Technorati Tags: google, smallbusiness.com, web2.0, yahoo answers
Return of NashvillePost.com? I noticed the following news deep in Liz Garrigan’s “desperately seeking the news” column:
…business reporter Richard Lawson, who recently quit his job at the daily paper, appeared as an expert on WKRN-Channel 2 that night saying that the automotive jobs may eventually return and that this is only a temporary setback for the city…. Regard that as a possible preview of what’s to come. Sources tell the Scene that the online business publication NashvillePost.com, which ceased publishing in August pending a review of the operation, is expected to relaunch soon, with Lawson covering development and commercial real estate, writer E. Thomas Wood covering health care and courts and former Democratic political operative Ken Whitehouse covering politics. The pub is in talks with Channel 2 to share its content with the station and would get promotion from WKRN in return…
That would be great for anyone desperately seeking Nashville business news — as long as they drop the paid subscription approach this time out.
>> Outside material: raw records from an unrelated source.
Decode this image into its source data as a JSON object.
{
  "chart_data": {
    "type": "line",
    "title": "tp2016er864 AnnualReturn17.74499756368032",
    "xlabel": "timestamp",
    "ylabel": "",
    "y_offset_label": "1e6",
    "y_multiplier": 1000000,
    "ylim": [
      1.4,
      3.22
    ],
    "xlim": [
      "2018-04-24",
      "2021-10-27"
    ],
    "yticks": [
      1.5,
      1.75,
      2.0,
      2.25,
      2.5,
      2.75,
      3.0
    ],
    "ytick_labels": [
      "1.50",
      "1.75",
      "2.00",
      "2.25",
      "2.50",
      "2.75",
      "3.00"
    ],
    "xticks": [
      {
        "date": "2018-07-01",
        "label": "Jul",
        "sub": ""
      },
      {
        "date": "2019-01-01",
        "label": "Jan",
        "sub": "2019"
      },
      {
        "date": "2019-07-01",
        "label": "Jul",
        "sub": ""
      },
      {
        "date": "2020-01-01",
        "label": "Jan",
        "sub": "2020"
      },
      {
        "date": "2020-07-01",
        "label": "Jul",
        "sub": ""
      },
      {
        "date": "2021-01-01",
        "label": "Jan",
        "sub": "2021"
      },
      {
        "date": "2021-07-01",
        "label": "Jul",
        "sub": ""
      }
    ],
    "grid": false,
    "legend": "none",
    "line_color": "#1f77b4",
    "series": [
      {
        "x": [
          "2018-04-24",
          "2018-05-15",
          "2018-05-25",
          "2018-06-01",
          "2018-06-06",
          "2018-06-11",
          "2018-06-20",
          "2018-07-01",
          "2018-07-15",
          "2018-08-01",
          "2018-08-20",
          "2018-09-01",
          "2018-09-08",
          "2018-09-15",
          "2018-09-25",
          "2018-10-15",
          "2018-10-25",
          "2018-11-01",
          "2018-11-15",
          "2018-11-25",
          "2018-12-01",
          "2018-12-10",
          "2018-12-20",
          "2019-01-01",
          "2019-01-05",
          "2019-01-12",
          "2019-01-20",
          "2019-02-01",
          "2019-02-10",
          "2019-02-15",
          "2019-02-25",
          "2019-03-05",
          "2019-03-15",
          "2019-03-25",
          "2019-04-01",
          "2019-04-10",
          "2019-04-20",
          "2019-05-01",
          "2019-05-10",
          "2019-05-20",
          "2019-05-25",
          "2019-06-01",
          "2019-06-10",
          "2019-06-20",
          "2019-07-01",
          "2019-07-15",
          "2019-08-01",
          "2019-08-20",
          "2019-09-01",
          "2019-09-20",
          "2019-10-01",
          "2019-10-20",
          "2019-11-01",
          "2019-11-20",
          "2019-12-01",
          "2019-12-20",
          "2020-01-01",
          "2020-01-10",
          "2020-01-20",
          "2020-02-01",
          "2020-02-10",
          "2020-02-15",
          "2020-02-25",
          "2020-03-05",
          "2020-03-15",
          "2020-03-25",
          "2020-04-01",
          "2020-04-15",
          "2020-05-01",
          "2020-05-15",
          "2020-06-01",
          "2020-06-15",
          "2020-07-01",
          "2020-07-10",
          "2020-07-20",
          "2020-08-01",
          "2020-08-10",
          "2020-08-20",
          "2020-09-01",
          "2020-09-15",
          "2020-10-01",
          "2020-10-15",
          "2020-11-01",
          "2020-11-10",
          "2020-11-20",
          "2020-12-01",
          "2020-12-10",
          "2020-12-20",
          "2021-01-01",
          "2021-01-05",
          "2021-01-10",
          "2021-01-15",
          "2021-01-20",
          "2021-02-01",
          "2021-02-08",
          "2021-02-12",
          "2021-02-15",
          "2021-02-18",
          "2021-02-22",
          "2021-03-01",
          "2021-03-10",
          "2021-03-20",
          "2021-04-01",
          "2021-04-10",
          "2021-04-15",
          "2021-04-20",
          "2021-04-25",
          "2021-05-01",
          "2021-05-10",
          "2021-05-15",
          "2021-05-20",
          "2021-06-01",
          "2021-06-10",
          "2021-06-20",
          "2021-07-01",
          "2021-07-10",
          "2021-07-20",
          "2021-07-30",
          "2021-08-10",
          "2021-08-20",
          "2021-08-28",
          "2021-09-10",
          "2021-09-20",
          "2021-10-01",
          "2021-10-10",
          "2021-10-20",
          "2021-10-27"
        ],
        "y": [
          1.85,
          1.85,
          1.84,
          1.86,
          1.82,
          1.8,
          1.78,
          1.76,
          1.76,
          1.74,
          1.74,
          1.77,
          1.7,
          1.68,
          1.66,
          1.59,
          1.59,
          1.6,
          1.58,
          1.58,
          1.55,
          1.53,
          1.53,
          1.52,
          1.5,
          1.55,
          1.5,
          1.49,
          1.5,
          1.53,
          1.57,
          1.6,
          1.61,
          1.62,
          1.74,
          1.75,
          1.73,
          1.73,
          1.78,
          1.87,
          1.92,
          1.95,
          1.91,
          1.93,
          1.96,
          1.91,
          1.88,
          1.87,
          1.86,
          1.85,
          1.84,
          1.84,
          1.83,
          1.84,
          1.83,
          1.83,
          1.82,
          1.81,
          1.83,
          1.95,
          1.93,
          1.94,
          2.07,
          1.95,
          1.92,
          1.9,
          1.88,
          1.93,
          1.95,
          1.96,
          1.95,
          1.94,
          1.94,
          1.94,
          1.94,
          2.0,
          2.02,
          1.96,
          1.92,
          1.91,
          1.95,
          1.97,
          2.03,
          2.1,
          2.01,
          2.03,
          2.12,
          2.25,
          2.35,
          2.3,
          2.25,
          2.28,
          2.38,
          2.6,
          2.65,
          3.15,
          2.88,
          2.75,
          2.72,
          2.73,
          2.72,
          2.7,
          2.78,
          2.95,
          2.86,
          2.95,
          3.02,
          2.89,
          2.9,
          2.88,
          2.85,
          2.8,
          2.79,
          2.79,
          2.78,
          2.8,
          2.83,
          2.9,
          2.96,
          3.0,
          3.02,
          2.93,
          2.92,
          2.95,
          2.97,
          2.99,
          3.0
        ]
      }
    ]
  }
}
(via: “News of Nashville Technology,” a newsletter from Milt Capps that you can see online here.)
Technorati Tags: nashville
Wiki+Lost=Lostpedia: I have a dilemma. I know there are several Lost fans among the readers of this weblog, but it’s a topic I avoid because I know folks who are working their way through the first season via the DVD and this season through iTunes downloads. This is a show where spoilers should be avoided if you’re enjoying the journey. However, if you’ve caught up, you might want to check out the wiki approach some of the shows fans are using at Lostpedia to organize their knowledge and theories related to the show. (By the way, don’t use the information you find there as “facts” — I feel certain John Locke had nothing to do with the Kennedy assasinations.)
(via: the other Rex)
Technorati Tags: Lost, wiki
And that’s the way it is: CBS News PublicEye weblog sent some link love this way in a post about the Pulitzer committee decision. My “co-recommender,” Jeff Jarvis, is also highlighted.